Being personally invested in a company’s mission and believing in the opportunity to make something better has been a guiding principle of mine. As women of color, I think so many of us are drawn to work that allows us an opportunity to make our communities better or create something that adds value to people’s lives. The Wing felt right for me because I knew that so many women were joining to organize, advance their own careers and businesses, and help others in the communities we were expanding to. The opportunity to help shape and lead the financial success of a business like that was a no brainer. And on top of that, the idea of serving as a Chief Financial Officer, a role that would allow me to pave the way for others, was amazing.
What are some of the milestones that you’ve been able to hit while in this position?
I’m extremely proud of my team and the financial infrastructure we have built. It has allowed us to keep up with the enormous interest and demand of our growing Wing community. The Wing started with 200 members in just one small location in Flatiron just a little over two years ago, and today are nearly 8,000 strong across 7 cities and scaling internationally this summer. I’m also am especially proud of the financial acumen we are instilling in our company’s culture: we are extremely transparent with our staff about the financial health and goals of the company, so they feel invested in the process and know where their department fits into the overall financial goals of the organization. It’s been great to see how motivated the staff is and how they incorporate this knowledge into their everyday strategic processes.
In December of 2018, we closed a $75 million Series C funding round, one of the largest rounds raised by an all-women team in recent history and an important milestone to support scaling our physical locations and digital experience. Every time we walked into a pitch meeting, I was the one who was responsible for presenting the financial health and potential to investors. It does not escape me how powerful it is to have me, a black woman, presenting the financial roadmap and successes of our business, but I know that it is incredibly important to dispel the notion that people who have this incredibly important job have to look a certain way.

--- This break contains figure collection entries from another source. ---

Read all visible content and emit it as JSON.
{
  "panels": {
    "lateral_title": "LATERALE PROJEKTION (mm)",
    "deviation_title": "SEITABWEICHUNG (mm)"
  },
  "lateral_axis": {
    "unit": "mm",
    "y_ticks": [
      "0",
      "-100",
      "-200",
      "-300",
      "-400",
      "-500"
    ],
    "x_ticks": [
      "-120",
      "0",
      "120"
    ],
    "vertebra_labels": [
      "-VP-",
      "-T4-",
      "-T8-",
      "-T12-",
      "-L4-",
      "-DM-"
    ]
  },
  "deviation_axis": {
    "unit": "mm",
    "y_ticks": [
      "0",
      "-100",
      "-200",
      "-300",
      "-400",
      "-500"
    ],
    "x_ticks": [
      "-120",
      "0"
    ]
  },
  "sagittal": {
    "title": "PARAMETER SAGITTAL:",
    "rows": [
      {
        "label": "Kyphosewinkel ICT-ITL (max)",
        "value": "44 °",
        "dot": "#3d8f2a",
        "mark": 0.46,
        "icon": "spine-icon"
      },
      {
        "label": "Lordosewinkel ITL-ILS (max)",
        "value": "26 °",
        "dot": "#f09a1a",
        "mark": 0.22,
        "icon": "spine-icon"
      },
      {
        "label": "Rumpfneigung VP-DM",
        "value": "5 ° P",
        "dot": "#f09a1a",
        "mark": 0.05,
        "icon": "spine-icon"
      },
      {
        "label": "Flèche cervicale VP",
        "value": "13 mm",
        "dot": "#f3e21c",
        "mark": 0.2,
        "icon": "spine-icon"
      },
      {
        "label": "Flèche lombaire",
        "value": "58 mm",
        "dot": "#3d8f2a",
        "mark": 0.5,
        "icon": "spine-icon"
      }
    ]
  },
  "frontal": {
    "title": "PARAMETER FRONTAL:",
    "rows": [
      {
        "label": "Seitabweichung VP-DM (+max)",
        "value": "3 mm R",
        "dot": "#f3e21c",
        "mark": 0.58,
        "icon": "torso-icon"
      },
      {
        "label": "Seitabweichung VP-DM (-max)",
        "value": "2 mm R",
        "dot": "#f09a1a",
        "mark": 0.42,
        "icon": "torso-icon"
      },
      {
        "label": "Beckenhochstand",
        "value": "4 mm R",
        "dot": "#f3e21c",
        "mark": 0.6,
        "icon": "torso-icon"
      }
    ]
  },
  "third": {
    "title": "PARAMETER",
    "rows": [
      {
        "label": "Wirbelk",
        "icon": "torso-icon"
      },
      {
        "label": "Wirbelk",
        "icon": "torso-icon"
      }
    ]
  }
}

What is the advice that you would give to black women looking for a career in finance?
There are not a lot of us in this field at the moment and we held to a different standard, period. It’s really important to know your worth and come prepared for every aspect of your job, and be prepared to work harder than others. Come to the table with an opinion and make sure that the recommendation is supported by numbers, research, and facts.
Build a personal board of directors. I have been so fortunate to have an incredible tribe who have supported, encouraged, and helped me see that I could be in a role like this because they knew I was capable and went to bat for me. Finally, know that you can get to where you want to be, but it will take a tremendous amount of work to get there. The playing field is not level for us — and you will have to work both harder and smarter. But it will pay off in the end.